Misdirection and Screen Game

One thing I've noticed watching OSU against A&M and Missouri is their use of playaction and other misdirection or option type of plays.  Sometimes the playaction fake is honestly a bit half-hearted, but with their reputation running the football it is often an important fake nonetheless.  Not only that, they like to employ their backs on screens and get their offensive line in the open field to block.  In the run game, they will employ the zone-read, although Robinson has kept the ball a lot less and has had limited success on the ground this year.  They will also use the option to get Robinson out on the edge.

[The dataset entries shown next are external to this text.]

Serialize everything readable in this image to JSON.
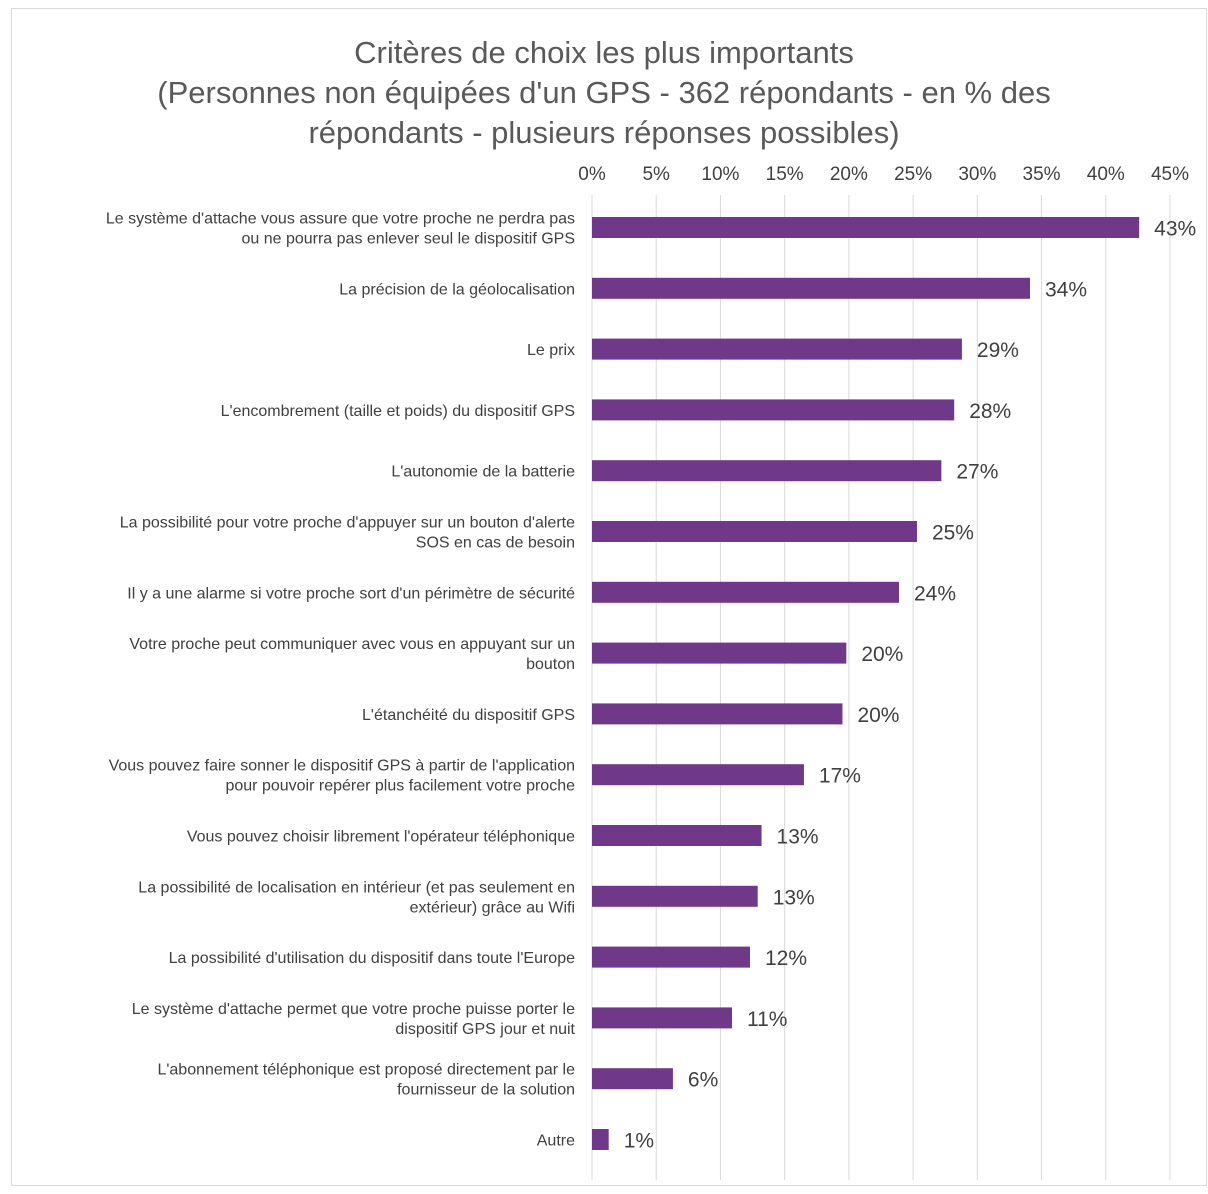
{
  "chart_data": {
    "type": "bar",
    "orientation": "horizontal",
    "title_lines": [
      "Critères de choix les plus importants",
      "(Personnes non équipées d'un GPS - 362 répondants - en % des",
      "répondants - plusieurs réponses possibles)"
    ],
    "categories": [
      [
        "Le système d'attache vous assure que votre proche ne perdra pas",
        "ou ne pourra pas enlever seul le dispositif GPS"
      ],
      [
        "La précision de la géolocalisation"
      ],
      [
        "Le prix"
      ],
      [
        "L'encombrement (taille et poids) du dispositif GPS"
      ],
      [
        "L'autonomie de la batterie"
      ],
      [
        "La possibilité pour votre proche d'appuyer sur un bouton d'alerte",
        "SOS en cas de besoin"
      ],
      [
        "Il y a une alarme si votre proche sort d'un périmètre de sécurité"
      ],
      [
        "Votre proche peut communiquer avec vous en appuyant sur un",
        "bouton"
      ],
      [
        "L'étanchéité du dispositif GPS"
      ],
      [
        "Vous pouvez faire sonner le dispositif GPS à partir de l'application",
        "pour pouvoir repérer plus facilement votre proche"
      ],
      [
        "Vous pouvez choisir librement l'opérateur téléphonique"
      ],
      [
        "La possibilité de localisation en intérieur (et pas seulement en",
        "extérieur) grâce au Wifi"
      ],
      [
        "La possibilité d'utilisation du dispositif dans toute l'Europe"
      ],
      [
        "Le système d'attache permet que votre proche puisse porter le",
        "dispositif GPS jour et nuit"
      ],
      [
        "L'abonnement téléphonique est proposé directement par le",
        "fournisseur de la solution"
      ],
      [
        "Autre"
      ]
    ],
    "values": [
      42.6,
      34.1,
      28.8,
      28.2,
      27.2,
      25.3,
      23.9,
      19.8,
      19.5,
      16.5,
      13.2,
      12.9,
      12.3,
      10.9,
      6.3,
      1.3
    ],
    "value_labels": [
      "43%",
      "34%",
      "29%",
      "28%",
      "27%",
      "25%",
      "24%",
      "20%",
      "20%",
      "17%",
      "13%",
      "13%",
      "12%",
      "11%",
      "6%",
      "1%"
    ],
    "x_ticks": [
      "0%",
      "5%",
      "10%",
      "15%",
      "20%",
      "25%",
      "30%",
      "35%",
      "40%",
      "45%"
    ],
    "xlim": [
      0,
      45
    ],
    "x_axis_position": "top",
    "grid": true,
    "legend": "none",
    "colors": {
      "bar": "#6f3889",
      "grid": "#d9d9d9",
      "text": "#404040",
      "title": "#595959",
      "border": "#d9d9d9"
    }
  }
}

I'll focus on a couple screen plays for OSU because I think it will be an interesting thing to look for as we try to bring the heat at Zac Robinson.

Against Missouri

Osu_screen_1_medium

Oklahoma State is in a two TE set with Toston in the backfield.

Osu_screen_2_medium

The receiver goes into motion and a handoff is faked to him, causing the linebackers to take a step towards their left.

Osu_screen_3_medium

Keith Toston goes to the flat to receive the screen pass.  Notice he has both room and blockers to pick up a nice gain.  The play fails because Robinson's pass is poor and it falls on the ground.

Against Texas A&M

Osu_screen_4_medium

This is the first play from scrimmage for Oklahoma State, and this time they have three receivers on the left side of the field.  Toston is with Robinson in the backfield.

Osu_screen_5_medium

A receiver, like the play against Missouri, goes into motion, moving back to sweep behind Robinson.  The faked handoff is to Toston, but the reverse action still causes the A&M linebackers to take a false step.

Osu_screen_6_medium

On this play, Robinson's pass was good and a couple of good blocks sprang Toston free for a big gain.

Conclusion

Under Muschamp, Texas has proven to be a team that defends the screen well.  They will need to continue that this weekend as Oklahoma State seeks to find ways to neutralize the pressure Texas is capable of bringing.  Other ways Oklahoma State can neutralize pressure is to rely on playaction, as we also see here, and look for opportunities down the field.  This is why the clash between OSU's run offense against our run defense is big.  Even though they haven't lit the world on fire on the ground this month, OSU's offense still flows heavily through their runningbacks and they are persistent.  If Texas can frustrate the run game, OSU is ill-equipped to simply drop back and fling the ball around against our secondary.

I expect a big day from Lamarr Houston in the interior, and Ben Alexander will be a good option this game to stuff runs up the middle.  Robinson has not been that successful keeping the ball on the edge, so at this point it might be a good idea that he should be encouraged to keep the ball on options or zone-reads to see if he can gain good yardage with his legs.  Either way, expect the backs to get the ball a whole lot more in those situations.

I'm excited for this game, and I have a lot of confidence that our defense can hold this unit down.  Let's take this one in Stillwater en route to the Big 12 title game.